SASC Annual Gandhi Lecture: Ecologies of life and fellowship in Indian Ocean worlds, Smriti Srinivas

Event time: 
Friday, October 2, 2020 - 4:30pm to 5:30pm
Location: 
Online () See map
Speaker/Performer: 
Smriti Srinivas, Anthropology, University of Califonia

Smriti Srinivas, Professor of Anthropology, University of California, Davis.
Smriti Srinivas’ doctoral dissertation (published as The Mouths of People, the Voice of God: Buddhists and Muslims in a Frontier Community of Ladakh, 1998) was a study of two Himalayan villages on the geopolitical boundaries between India, China, and Pakistan. It embeds constructions of cultural identity and cases of spirit possession within the context of borderland political economy. Her next major research project focused on Bangalore city, described as India’s “Silicon Valley.” The outcome of this research, Landscapes of Urban Memory: The Sacred and the Civic in India’s High Tech City (2001), examines the various pathways that memory and the body take in a city inserted within global processes. In the Presence of Sai Baba (2008) studies a transnational religious movement centered on the Indian guru, Sathya Sai Baba (1926-2011), who attracts a global following from Japan to South Africa. It analyzes the movement in three cities – Bangalore, Nairobi, and Atlanta – linking regimes of spatial, somatic, and symbolic production. A Place for Utopia: Urban Designs from South Asia (2015) – based on ethnographic and archival research – explores novel designs for utopian place-making from the early twentieth century to the present that link South Asia with Europe and North America. It shows how a history of transcultural cross-fertilization, in which South Asia plays a critical part, has provided a reservoir of hopes and imaginings for the creation of potential futures. Reimagining Indian Ocean Worlds (2020) breaks new ground by bringing together multidisciplinary approaches to examine contemporary Indian Ocean worlds. It reconfigures the Indian Ocean as a space for conceptual and theoretical relationality based on social science and humanities scholarship, thus moving away from an area-based and geographical approach.
Her research has been supported over the years by a Mellon fellowship, a Rockefeller Humanities fellowship, a National Endowment for the Humanities fellowship, a Delhi University National Fellowship, UC Humanities Network Multi-Campus Working Group and Multi-Campus Research Group Awards, the American Academy of Religion, the Davis Humanities Institute, the Indian Foundation for the Arts, the Centre for the Study of Developing Societies, and the Mellon Research Initiative, among others. She currently serves on the advisory board of the International Journal of Urban and Regional Studies and the editorial board of Contemporary South Asia.

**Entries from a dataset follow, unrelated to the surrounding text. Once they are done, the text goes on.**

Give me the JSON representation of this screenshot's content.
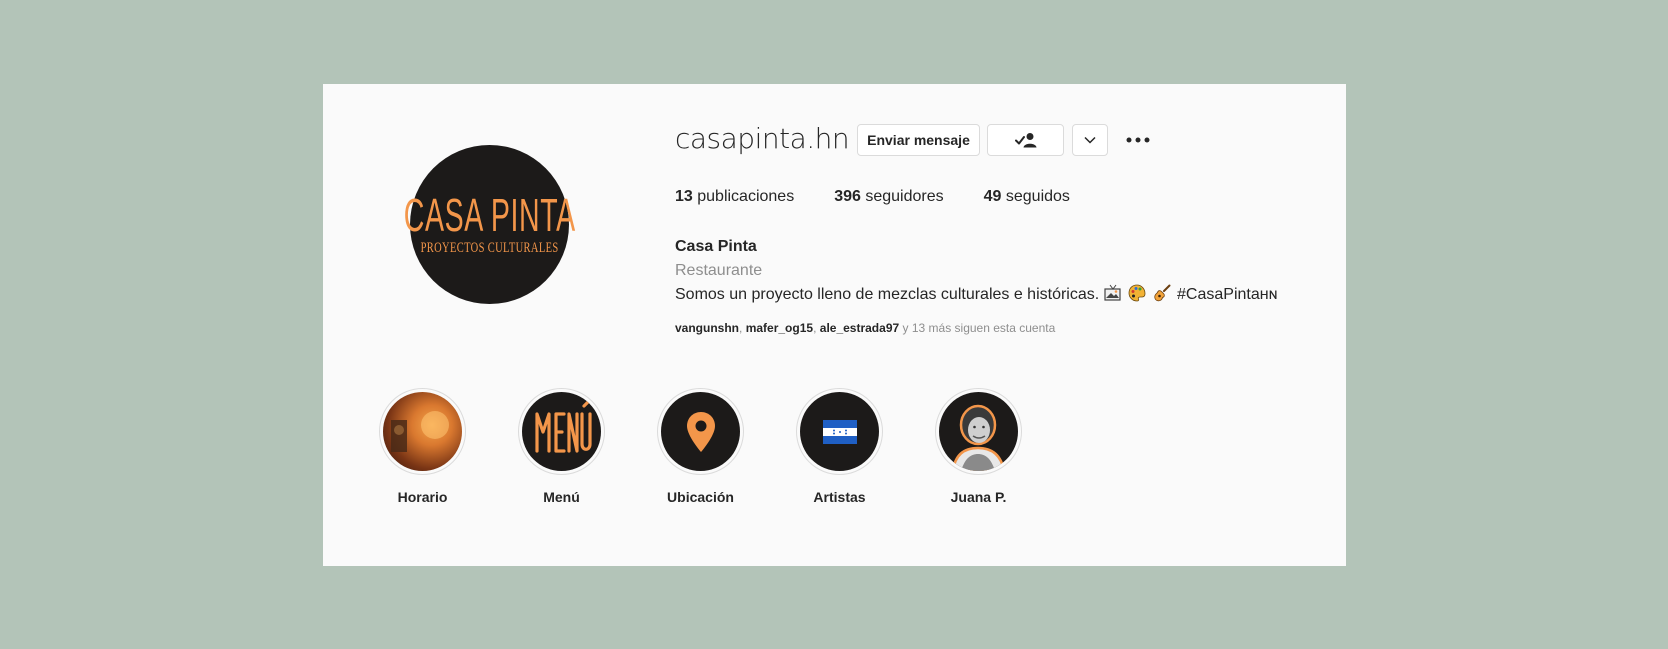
{
  "profile": {
    "avatar_title": "CASA PINTA",
    "avatar_subtitle": "PROYECTOS CULTURALES",
    "username": "casapinta.hn",
    "message_button": "Enviar mensaje",
    "follow_icon": "person-check-icon",
    "dropdown_icon": "chevron-down-icon",
    "more_icon": "more-options-icon"
  },
  "stats": {
    "posts_count": "13",
    "posts_label": " publicaciones",
    "followers_count": "396",
    "followers_label": " seguidores",
    "following_count": "49",
    "following_label": " seguidos"
  },
  "bio": {
    "name": "Casa Pinta",
    "category": "Restaurante",
    "text": "Somos un proyecto lleno de mezclas culturales e históricas.",
    "hashtag": "#CasaPintaʜɴ"
  },
  "followed_by": {
    "users": [
      "vangunshn",
      "mafer_og15",
      "ale_estrada97"
    ],
    "separator": ",",
    "suffix": " y 13 más siguen esta cuenta"
  },
  "highlights": [
    {
      "label": "Horario"
    },
    {
      "label": "Menú"
    },
    {
      "label": "Ubicación"
    },
    {
      "label": "Artistas"
    },
    {
      "label": "Juana P."
    }
  ],
  "colors": {
    "accent_orange": "#f3964a",
    "dark": "#1c1a19",
    "background": "#b3c4b8"
  }
}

She is Series Editor, Routledge Series on the Indian Ocean and Trans-Asia: https://www.routledge.com/asianstudies/series/RSIO.
Professor Srinivas’ research interests include cities and urban cultures, religion, the body, South Asia within a comparative context, and Indian Ocean worlds.
Smriti Srinivas’ talk grows out of her work on the valency of “utopia” as a concept for socio-cultural and historical analysis as well as her recent co-edited “Reimagining Indian Ocean Worlds” (2020) that examines contemporary Indian Ocean worlds. It breaks new ground by reconfiguring the Indian Ocean as a space for conceptual and theoretical relationality based on social science and humanities scholarship, thus moving away from an area-based and geographical approach. Professor Srinivas’ research interests include cities and urban cultures, religion, the body, South Asia within a comparative context, and Indian Ocean worlds.